Игорь не нашелся, что возразить Русакову. Но и согласиться с ним не мог. Пусть Иван Трофимович говорит все, что угодно, пусть его доводы он, Игорь Шеломов, не сможет опровергнуть, — есть нечто, что сильнее всех его доводов и самых, казалось бы, весьма убедительных председательских слов: заявление инициативной группы комсомольцев. Они вступают в колхоз без всякого расчета. Идейно! По-комсомольски! А не потому, что понравилась какая-то там деваха — и вот уже пришла пора строить свой дом, обзаводиться семьей, с такой ношей, хочешь не хочешь, никуда не тронешься. И, забыв предупреждения Яблочкиной, пренебрегая всякой осторожностью, Игорь решил нанести Русакову прямой удар:

— А я вот без всякого расчета возьму и подам заявление в колхоз. И Кочергин подаст, и Нина Богданова…
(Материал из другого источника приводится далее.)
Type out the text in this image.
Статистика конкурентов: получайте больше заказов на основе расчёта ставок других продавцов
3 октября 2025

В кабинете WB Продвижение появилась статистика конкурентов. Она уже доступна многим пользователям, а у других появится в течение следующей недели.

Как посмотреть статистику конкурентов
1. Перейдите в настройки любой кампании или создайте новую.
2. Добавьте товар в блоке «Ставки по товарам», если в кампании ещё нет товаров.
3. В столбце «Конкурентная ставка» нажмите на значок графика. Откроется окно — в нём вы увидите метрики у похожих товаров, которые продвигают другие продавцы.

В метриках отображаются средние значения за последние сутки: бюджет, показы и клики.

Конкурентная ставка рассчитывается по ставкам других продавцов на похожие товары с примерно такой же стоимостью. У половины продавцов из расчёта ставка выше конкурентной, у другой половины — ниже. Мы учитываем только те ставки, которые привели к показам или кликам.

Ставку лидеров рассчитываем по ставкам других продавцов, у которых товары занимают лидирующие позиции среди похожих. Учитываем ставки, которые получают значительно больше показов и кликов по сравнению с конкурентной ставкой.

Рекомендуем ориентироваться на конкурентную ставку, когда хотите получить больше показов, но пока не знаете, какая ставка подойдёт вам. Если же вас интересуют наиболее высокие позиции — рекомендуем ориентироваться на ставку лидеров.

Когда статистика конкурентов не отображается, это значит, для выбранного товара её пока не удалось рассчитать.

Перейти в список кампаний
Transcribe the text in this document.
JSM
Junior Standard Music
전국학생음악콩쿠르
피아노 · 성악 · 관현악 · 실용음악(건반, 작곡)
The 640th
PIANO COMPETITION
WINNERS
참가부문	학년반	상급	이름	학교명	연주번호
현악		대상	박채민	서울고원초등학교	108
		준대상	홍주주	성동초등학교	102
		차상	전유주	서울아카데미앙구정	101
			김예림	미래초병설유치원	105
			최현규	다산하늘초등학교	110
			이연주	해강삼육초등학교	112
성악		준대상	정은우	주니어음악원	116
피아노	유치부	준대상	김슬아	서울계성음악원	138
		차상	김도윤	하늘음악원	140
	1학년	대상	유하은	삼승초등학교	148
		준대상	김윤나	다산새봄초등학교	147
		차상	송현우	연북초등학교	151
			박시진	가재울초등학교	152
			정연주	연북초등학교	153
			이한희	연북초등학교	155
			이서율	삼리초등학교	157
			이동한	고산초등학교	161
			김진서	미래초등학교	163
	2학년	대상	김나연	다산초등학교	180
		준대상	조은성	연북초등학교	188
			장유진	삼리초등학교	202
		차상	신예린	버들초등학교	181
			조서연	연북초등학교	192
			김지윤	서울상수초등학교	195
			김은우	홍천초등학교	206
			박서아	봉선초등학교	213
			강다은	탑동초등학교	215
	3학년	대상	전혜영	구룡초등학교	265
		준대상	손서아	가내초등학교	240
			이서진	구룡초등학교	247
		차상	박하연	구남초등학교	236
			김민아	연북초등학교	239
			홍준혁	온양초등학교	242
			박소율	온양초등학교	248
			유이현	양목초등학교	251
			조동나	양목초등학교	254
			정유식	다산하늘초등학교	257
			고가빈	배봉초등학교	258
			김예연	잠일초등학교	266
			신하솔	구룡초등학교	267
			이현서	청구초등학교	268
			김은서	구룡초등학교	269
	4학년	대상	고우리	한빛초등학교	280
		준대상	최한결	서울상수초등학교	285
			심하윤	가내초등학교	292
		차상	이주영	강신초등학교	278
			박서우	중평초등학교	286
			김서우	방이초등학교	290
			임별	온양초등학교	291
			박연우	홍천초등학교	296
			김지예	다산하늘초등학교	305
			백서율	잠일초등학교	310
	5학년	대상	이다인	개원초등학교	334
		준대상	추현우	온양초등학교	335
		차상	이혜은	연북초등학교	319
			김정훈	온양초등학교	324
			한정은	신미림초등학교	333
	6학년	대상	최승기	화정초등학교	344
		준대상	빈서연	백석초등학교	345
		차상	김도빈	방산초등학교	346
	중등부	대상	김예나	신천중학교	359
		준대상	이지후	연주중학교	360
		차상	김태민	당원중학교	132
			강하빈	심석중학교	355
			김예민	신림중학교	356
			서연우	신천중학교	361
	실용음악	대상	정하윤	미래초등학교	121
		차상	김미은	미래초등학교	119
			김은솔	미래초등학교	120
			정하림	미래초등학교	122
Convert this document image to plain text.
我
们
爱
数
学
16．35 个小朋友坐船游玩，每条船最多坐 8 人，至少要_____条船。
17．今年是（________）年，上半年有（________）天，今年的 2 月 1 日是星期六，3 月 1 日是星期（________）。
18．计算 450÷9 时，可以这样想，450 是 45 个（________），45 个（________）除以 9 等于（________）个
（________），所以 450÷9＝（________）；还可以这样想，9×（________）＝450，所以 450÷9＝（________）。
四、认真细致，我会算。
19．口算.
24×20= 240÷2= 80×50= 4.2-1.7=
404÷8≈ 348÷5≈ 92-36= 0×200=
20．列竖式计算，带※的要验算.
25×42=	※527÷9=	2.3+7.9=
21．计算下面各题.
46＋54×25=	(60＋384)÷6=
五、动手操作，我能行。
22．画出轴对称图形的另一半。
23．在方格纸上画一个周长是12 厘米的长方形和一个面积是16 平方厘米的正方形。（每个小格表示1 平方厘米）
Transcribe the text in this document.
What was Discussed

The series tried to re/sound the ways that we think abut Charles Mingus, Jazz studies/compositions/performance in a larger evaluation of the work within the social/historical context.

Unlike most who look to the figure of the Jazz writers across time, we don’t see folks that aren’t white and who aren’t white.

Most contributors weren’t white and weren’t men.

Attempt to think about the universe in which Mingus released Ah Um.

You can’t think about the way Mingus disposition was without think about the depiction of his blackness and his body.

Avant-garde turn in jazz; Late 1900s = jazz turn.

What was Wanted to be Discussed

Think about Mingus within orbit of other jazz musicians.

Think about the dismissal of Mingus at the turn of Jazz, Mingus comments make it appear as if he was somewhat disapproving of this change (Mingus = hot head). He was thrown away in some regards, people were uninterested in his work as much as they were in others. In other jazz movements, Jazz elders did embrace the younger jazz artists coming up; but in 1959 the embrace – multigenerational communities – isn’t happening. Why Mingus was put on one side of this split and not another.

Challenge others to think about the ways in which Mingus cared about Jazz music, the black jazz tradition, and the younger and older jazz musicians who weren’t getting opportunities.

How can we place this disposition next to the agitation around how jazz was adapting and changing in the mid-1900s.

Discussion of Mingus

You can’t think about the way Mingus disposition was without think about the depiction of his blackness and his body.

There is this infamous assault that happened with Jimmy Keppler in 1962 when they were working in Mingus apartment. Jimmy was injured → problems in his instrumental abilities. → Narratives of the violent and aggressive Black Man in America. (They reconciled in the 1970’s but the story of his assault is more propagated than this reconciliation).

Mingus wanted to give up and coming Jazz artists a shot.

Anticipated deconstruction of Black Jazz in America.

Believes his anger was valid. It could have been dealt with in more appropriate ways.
Русаков с любопытством посмотрел на Шеломова. Ишь, парень разошелся. Видно, не понравилось слово «расчет». Такое земное, приниженное.

— А ты уверен, что у Кочергина и Богдановой нет расчета? А по-моему, есть, и немалый расчет. Кем думает стать Андрей Кочергин? Остаться паромщиком? Техником по электромоторам? Да нет. Он поступит в педагогический институт, будет учителем. Но скажи, где ему легче добиться своей цели? В родной деревне! Тут все к его услугам. И дом, и время для занятий, и сама жизнь деревни. Скажи, что мы знаем о воспитании деревенских ребят? Очень мало. И я уверен, что здесь Андрея ожидают большие открытия. Свое заочное обучение он как-нибудь возместит книгами, но ничто не смогло бы возместить ему наблюдения жизни… Так есть расчет твоему другу быть в колхозе? Ну, а о Нине Богдановой и говорить нечего. Ее счастье, что обстоятельства позволили ей работать у нас на птицеферме. У нее к этому не только призвание, но и редкий талант. Выходит, и у нее есть расчет. И еще какой расчет! Уверяю тебя, к ней очень скоро начнут ездить за опытом. А пройдет несколько лет, она кончит зоотехнический, и имя Богдановой появится в научных журналах… — И уже спокойнее Русаков добавил: — Жаль, не знаю я твоего расчета… А по-человечески было бы обидно, если бы тебе колхоз не принес пользу. Ты к нему идейно, а он? Ищи, Игорь, свой расчет!

Игорь в ответ лишь пожал плечами. Не надо советов, Иван Трофимович. Впрочем, Русаков, кажется, не придал серьезного значения желанию ребят вступить в колхоз. Посчитал его недостаточно реальным. Ну что ж, это и лучше. Тем неожиданней и решительней мы опровергнем его теорию расчета.